Many myths can be traced back centuries and are based on cultural folklore. Universally black is the color most often associated with bad luck and negativity. We say we have a “black cloud” over our head when things go wrong. Or we are in a “black mood” when feeling down. Black cats have long been associated with witches and bad luck. Did you know that there is also a bias toward associating black dogs with devilish acts. Winston Churchill used “Black Dog” as a metaphor for his depression.
The folklore of Britain and Europe are full of demonic black hounds. These emissaries of evil were large, dark and often had glowing red eyes. Black dogs are often associated with death and the supernatural in Greek mythology. Hercules’ final task was to capture Cerberus, the three headed hellhound who was the guardian of the underworld.
Many of the legends have been reincarnated numerous times over the centuries. Black Shuck, a monstrous black dog of Suffolk legend has blazing red fire eyes. Black Cadejo from Central American legend is a massive black dog with eyes that glow like coals and goat hooves instead of paws.
Is it possible that the evil black dogs in folklore, books and films has lodged a prejudice against black dogs in our subconscious? Movies have influenced our opinions of other breeds. Collies gained popularity after the movie Lassie Come Home and The Shaggy Dog boosted the popularity of Old English Sheepdogs. So movies that feature evil dogs such as the Hound of the Baskervilles and the Grim in Harry Potter taint our opinion of large black dogs.

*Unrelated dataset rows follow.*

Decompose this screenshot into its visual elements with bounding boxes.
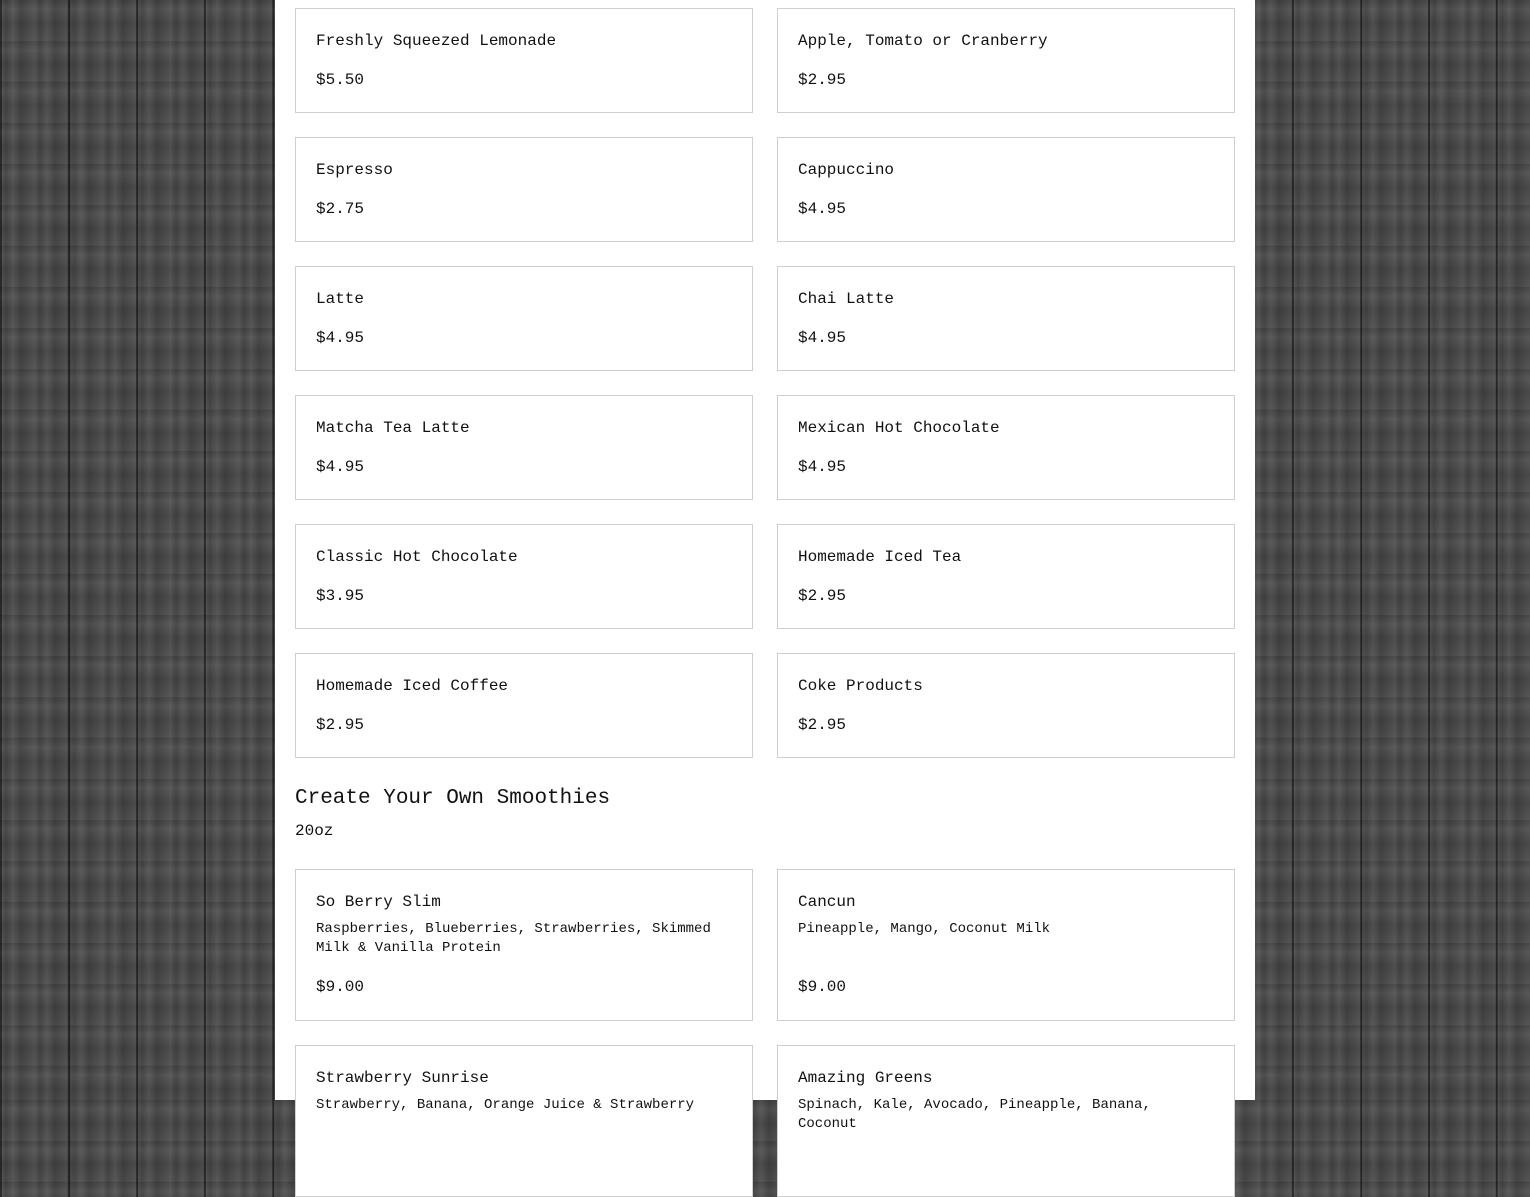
menu-item[interactable] — [777, 266, 1235, 371]
item-description: Spinach, Kale, Avocado, Pineapple, Banana, Coconut — [798, 1097, 1151, 1132]
item-name: Latte — [316, 290, 365, 308]
item-name: Espresso — [316, 161, 393, 179]
menu-item[interactable] — [777, 8, 1235, 113]
item-price: $3.95 — [316, 587, 365, 605]
menu-item[interactable] — [295, 1045, 753, 1197]
item-price: $2.95 — [798, 71, 847, 89]
item-price: $2.95 — [316, 716, 365, 734]
item-name: Strawberry Sunrise — [316, 1069, 489, 1087]
item-price: $4.95 — [798, 329, 847, 347]
section-subtitle: 20oz — [295, 822, 334, 840]
item-name: Chai Latte — [798, 290, 895, 308]
item-description: Pineapple, Mango, Coconut Milk — [798, 921, 1051, 937]
menu-item[interactable] — [295, 869, 753, 1021]
menu-item[interactable] — [295, 395, 753, 500]
item-price: $9.00 — [798, 978, 847, 996]
item-name: Cancun — [798, 893, 856, 911]
menu-item[interactable] — [777, 653, 1235, 758]
item-price: $2.95 — [798, 716, 847, 734]
menu-item[interactable] — [777, 524, 1235, 629]
item-name: Cappuccino — [798, 161, 895, 179]
menu-item[interactable] — [777, 1045, 1235, 1197]
item-price: $4.95 — [798, 458, 847, 476]
menu-item[interactable] — [777, 869, 1235, 1021]
item-price: $4.95 — [316, 329, 365, 347]
item-name: Apple, Tomato or Cranberry — [798, 32, 1048, 50]
item-price: $2.95 — [798, 587, 847, 605]
item-name: So Berry Slim — [316, 893, 441, 911]
item-name: Freshly Squeezed Lemonade — [316, 32, 557, 50]
item-price: $2.75 — [316, 200, 365, 218]
item-name: Coke Products — [798, 677, 923, 695]
item-name: Classic Hot Chocolate — [316, 548, 518, 566]
item-price: $4.95 — [316, 458, 365, 476]
menu-item[interactable] — [777, 395, 1235, 500]
menu-item[interactable] — [295, 524, 753, 629]
item-price: $9.00 — [316, 978, 365, 996]
item-price: $5.50 — [316, 71, 365, 89]
item-name: Homemade Iced Tea — [798, 548, 962, 566]
item-description: Raspberries, Blueberries, Strawberries, Skimmed Milk & Vanilla Protein — [316, 921, 711, 956]
drinks-grid — [295, 8, 1235, 758]
menu-item[interactable] — [777, 137, 1235, 242]
item-name: Matcha Tea Latte — [316, 419, 470, 437]
menu-item[interactable] — [295, 266, 753, 371]
menu-item[interactable] — [295, 653, 753, 758]
item-name: Mexican Hot Chocolate — [798, 419, 1000, 437]
item-description: Strawberry, Banana, Orange Juice & Strawberry — [316, 1097, 695, 1113]
section-title: Create Your Own Smoothies — [295, 787, 611, 810]
menu-item[interactable] — [295, 8, 753, 113]
item-name: Amazing Greens — [798, 1069, 933, 1087]
menu-content — [275, 0, 1255, 1132]
menu-item[interactable] — [295, 137, 753, 242]
smoothies-grid — [295, 869, 1235, 1197]
item-name: Homemade Iced Coffee — [316, 677, 509, 695]
item-price: $4.95 — [798, 200, 847, 218]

In 2004 the term “black dog syndrome” was given to the phenomenon where dark coated dogs are overlooked in shelters in favor of lighter colored dogs. While there are no real statistics, dark coated dogs tend to take longer to adopt out of shelters. Theories include the fact that it is harder to read a black dog’s facial expression. A black dog is perceived as less friendly and generally more aggressive. It doesn’t help that the vicious dogs in movies are usually large black dogs.